By category, price pressures on food and gas have eased. In contrast, the expected housing price increase rate (2.9%) rose for the fifth consecutive month, reaching its highest level since July 2022. The New York Fed stated, "While short-term inflation expectations remain moderate, housing price expectations are on an upward trend," adding that "households' perceptions and expectations regarding credit conditions and financial situations have both slightly improved."
This survey is particularly notable as it was conducted after the Fed held the benchmark interest rate steady at last month's Federal Open Market Committee (FOMC) meeting but is expected to resume hikes this month. According to the Chicago Mercantile Exchange (CME) FedWatch tool, the federal funds (FF) futures market currently prices in about a 93% chance of a July baby step (a 0.25 percentage point rate hike).
On June 12-13, the U.S. June CPI and PPI, key inflation indicators monitored by the Fed, will be released. Given the mixed signals from last week's ADP private employment report and the Labor Department's employment report, attention on the CPI is higher than ever. The market currently expects the U.S. June CPI to rise 0.3% month-over-month and 3.1% year-over-year, showing a slowing trend. However, if the June CPI exceeds these expectations ahead of the FOMC meeting at the end of this month, tightening forecasts surrounding the Fed are likely to strengthen. In that case, as Fed Chair Jerome Powell has indicated, consecutive rate hikes cannot be ruled out.
While the drop in short-term expected inflation to its lowest level in over two years is welcome news, many assessments suggest there is still a long way to go to reach the 2% inflation target. In this survey, unlike short-term inflation, long-term inflation expectations actually rose, increasing concerns about persistent high inflation. The expected inflation rate three years ahead remained unchanged at 3%, while the five-year expected inflation rate rose from 2.7% to 3%. This reaffirms the difficulty of the Fed's battle against inflation. The Wall Street Journal (WSJ) also noted the day before that the stronger-than-expected U.S. economy and labor market suggest that overcoming the 'final hurdle' in the ongoing fight against inflation will be particularly challenging.
Fed officials' hawkish remarks have continued.
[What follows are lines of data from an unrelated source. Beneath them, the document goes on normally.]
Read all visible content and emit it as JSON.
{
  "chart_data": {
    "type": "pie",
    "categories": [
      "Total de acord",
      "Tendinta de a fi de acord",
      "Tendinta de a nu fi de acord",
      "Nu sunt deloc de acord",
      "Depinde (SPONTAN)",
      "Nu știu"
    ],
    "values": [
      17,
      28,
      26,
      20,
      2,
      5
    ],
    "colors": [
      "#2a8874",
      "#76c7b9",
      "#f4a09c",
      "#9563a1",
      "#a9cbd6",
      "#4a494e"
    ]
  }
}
Loretta Mester, President of the Cleveland Federal Reserve Bank, said, "The economy has shown a stronger foundation than expected earlier this year, and inflation remains stubbornly high," adding, "Slightly higher interest rates will help balance the risks of tightening too little and tightening too much." Mary Daly, President of the San Francisco Federal Reserve Bank, supported tightening by stating, "It is necessary to raise rates twice more this year to bring inflation down to a sustainable 2%." This aligns with the Fed's previously projected year-end median interest rate forecast of 5.6% presented in the dot plot.
On the other hand, Raphael Bostic, President of the Atlanta Federal Reserve Bank and a representative dove (favoring monetary easing), expressed caution, saying, "There are signs that the economy is slowing," explaining that monetary policy has already reached a restrictive level and inflation can ease without further rate hikes.
Additionally, this survey showed that U.S. consumers are more pessimistic about future employment prospects. The average probability of losing a job within one year rose by 2 percentage points to 12.9%, the highest since November 2021. The likelihood of finding a new job if currently unemployed fell from 56.4% in May to 55.3% in June. Furthermore, the proportion of respondents expecting tighter credit conditions one year from now decreased.